Speaking to Smart Company at his office, UBA Kenya chief executive officer Tunji Adeniyi said the bank is targeting to cash in on utilities and infrastructure financing, which include commercial rails, roads, refineries, pipelines, electricity as well as water projects, most of which are yet to take off. Its sights are also set on financing Konza City and other related projects.
The financial institution has more than 40 years of experience in financing energy and infrastructure projects.
“UBA will leverage on its expertise at group level to execute key transactions across its footprint to maximise these growth areas. For instance in areas like oil and gas, UBA is keen to finance large scale transactions in East Africa, which is emerging as a major global energy player,” said Mr Adeniyi.

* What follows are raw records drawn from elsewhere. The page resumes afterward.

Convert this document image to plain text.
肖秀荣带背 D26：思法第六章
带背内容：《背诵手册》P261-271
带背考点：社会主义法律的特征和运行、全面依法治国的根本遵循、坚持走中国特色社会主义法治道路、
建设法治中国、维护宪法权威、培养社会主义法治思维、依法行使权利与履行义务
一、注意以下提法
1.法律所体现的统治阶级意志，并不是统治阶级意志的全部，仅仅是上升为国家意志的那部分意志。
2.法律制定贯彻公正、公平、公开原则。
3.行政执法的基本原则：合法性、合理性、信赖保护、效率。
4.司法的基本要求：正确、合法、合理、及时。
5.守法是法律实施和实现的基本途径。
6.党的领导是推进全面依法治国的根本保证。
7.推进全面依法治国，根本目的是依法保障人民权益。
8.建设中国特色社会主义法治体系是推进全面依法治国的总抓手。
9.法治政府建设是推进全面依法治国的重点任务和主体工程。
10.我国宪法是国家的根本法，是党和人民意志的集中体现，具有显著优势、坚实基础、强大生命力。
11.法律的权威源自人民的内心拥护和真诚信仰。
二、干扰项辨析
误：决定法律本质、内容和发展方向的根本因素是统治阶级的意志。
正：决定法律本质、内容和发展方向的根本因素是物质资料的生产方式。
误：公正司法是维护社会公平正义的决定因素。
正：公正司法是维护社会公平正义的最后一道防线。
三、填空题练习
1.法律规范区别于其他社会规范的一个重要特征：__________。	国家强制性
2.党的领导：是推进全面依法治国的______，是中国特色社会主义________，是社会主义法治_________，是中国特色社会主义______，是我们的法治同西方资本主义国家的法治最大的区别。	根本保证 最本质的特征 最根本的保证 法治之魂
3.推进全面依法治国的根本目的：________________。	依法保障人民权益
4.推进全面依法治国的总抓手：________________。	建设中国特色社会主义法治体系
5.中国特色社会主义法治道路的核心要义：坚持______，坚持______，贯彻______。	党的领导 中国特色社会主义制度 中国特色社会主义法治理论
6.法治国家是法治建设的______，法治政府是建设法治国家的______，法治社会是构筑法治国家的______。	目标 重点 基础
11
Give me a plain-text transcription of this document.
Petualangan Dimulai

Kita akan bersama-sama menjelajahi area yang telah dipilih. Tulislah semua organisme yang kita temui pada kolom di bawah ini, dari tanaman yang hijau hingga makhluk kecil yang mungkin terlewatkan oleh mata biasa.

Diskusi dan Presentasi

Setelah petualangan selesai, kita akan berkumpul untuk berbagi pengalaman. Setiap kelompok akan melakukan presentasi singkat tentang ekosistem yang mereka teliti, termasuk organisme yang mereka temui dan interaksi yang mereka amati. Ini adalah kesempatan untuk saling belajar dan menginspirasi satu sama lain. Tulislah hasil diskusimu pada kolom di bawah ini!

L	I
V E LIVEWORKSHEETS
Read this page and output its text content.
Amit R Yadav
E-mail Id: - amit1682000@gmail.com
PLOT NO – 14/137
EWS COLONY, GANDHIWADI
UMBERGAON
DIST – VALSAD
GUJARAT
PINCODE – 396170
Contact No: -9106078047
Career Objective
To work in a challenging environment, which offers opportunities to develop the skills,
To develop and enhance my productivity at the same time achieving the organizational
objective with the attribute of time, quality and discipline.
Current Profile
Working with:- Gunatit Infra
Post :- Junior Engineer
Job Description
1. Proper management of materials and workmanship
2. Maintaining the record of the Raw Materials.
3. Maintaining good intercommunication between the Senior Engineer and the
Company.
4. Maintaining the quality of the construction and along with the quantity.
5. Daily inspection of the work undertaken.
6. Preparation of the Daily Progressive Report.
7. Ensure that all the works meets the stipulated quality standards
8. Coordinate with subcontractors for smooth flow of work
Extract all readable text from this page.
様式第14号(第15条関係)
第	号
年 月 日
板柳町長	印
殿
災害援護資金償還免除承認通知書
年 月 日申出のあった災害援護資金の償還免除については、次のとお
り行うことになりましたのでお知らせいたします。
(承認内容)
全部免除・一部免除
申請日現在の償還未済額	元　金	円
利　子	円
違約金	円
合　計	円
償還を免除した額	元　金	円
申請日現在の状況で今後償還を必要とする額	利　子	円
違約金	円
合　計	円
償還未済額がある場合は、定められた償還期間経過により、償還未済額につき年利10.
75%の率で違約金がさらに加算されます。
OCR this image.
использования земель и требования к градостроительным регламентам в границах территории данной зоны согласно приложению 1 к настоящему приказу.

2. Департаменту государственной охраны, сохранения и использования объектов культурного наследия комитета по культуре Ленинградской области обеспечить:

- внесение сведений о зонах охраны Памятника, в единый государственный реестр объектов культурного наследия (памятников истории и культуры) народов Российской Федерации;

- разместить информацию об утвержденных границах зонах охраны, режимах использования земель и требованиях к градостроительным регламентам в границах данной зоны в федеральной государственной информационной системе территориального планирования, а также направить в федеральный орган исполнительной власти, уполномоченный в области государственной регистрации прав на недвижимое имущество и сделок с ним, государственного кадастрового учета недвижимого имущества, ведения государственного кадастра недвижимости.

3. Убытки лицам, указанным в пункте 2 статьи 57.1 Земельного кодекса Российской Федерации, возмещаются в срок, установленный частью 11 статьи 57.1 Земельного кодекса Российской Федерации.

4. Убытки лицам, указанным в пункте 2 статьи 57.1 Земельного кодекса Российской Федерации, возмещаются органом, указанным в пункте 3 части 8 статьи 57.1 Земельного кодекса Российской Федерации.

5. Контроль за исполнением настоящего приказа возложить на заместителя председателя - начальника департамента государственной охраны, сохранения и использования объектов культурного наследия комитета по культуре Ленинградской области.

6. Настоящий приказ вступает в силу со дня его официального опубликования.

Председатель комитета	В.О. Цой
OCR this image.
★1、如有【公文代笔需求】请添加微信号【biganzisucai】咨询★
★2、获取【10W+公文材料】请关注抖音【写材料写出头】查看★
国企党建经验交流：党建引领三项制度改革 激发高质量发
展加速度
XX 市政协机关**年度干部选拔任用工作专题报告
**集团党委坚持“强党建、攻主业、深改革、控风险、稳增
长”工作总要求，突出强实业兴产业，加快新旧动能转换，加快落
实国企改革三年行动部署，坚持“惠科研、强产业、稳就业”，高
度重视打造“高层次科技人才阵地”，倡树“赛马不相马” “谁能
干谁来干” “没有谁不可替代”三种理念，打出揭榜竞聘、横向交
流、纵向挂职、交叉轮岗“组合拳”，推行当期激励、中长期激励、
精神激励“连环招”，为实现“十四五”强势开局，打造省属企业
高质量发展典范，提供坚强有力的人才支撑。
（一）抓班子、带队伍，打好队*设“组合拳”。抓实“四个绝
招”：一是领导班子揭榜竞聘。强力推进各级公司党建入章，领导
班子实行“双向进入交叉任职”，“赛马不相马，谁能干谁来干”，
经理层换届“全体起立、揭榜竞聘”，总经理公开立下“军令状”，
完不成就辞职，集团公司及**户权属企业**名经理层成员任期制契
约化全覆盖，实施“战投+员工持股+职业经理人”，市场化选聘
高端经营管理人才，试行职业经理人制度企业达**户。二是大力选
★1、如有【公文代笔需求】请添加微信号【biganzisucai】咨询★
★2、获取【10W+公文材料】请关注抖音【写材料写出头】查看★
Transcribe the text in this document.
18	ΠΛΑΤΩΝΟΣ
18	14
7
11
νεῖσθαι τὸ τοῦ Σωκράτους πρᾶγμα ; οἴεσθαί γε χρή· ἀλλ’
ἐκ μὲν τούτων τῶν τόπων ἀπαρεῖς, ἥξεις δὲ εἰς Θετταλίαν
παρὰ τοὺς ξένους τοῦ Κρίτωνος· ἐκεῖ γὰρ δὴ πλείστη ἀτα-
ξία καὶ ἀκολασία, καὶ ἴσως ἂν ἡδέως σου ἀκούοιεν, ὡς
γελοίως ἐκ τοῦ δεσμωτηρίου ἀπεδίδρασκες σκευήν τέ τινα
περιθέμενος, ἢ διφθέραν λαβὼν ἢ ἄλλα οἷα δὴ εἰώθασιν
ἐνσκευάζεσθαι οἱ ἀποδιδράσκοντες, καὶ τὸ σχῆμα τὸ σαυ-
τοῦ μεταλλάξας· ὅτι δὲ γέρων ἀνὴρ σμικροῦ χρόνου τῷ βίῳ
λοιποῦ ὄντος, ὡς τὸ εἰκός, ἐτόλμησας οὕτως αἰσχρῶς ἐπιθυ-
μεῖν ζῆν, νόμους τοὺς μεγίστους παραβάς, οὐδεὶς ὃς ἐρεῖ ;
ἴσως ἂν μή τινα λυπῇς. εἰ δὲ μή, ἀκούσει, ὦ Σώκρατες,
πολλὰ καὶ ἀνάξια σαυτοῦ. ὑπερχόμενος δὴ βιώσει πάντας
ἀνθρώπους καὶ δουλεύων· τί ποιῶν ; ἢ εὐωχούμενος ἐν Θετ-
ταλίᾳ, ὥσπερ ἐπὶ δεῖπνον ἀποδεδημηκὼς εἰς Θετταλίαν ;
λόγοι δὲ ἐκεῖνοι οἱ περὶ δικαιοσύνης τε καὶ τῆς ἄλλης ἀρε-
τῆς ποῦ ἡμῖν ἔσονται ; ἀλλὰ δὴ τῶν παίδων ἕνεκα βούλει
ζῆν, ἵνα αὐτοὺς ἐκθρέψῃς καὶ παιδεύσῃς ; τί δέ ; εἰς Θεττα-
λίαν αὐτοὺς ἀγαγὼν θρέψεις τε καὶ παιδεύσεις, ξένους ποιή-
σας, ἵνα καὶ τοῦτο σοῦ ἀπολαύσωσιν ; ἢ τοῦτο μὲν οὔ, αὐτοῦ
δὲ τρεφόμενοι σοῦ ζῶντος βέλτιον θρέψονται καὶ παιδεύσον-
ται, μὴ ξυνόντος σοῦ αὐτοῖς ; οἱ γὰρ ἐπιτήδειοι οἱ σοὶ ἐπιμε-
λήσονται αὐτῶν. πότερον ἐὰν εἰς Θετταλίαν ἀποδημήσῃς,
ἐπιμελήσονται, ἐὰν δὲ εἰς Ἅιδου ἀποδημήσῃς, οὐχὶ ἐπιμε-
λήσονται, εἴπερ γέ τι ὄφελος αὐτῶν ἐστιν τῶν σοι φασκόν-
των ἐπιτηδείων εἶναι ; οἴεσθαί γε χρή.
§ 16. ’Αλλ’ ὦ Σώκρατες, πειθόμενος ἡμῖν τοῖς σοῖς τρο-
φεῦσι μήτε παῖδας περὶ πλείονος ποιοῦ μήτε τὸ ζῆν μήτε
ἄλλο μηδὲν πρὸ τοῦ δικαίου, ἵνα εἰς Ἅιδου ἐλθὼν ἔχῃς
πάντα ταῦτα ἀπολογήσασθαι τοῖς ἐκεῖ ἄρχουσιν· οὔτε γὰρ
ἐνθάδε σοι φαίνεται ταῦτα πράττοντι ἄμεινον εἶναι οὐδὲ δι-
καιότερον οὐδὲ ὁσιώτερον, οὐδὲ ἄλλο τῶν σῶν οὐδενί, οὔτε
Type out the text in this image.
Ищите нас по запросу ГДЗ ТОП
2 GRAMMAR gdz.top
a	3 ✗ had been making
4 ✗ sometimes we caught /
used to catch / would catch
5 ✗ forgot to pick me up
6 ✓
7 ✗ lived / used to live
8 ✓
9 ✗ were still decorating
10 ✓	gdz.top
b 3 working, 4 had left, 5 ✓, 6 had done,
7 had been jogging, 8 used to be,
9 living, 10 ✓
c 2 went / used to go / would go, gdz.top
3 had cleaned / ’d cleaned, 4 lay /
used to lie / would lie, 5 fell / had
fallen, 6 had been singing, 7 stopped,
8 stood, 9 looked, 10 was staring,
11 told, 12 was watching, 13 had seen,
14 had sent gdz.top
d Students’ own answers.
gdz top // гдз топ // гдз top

Ecobank chief executive Tony Okpanachi told Smart Company that Kenya is a very competitive market and an investor would need to have a long-term view on its operations.
“You have to have a long-term view of the Kenyan market to break even. It is not a market you come in and say you start making money immediately. You need to offer suitable services to compete effectively in this market,” Mr Okpanachi said.
The bank is now aggressively targeting low-end to high-end segments of the market to grow its reach as it seeks to claim the number three slot in Kenya’s retail banking industry.
The bank received a Sh2.1 billion capital injection from its parent company, Ecobank Transnational, in the second quarter of this year to shore up its capacity to fund big ticket deals in the Kenya market.
Bank of Africa Kenya marketing and product development manager Josephine Njuguna said the country is a promising place to do business.
“There is so much happening here that is ultimately translating into very good fundamentals for doing business.
For starters, the country now has a very progressive Constitution that promises political stability for this country. Then there are the resources finds and the growing middle class that are both crucial ingredients for a robust economy,” she noted in an email interview with Smart Company.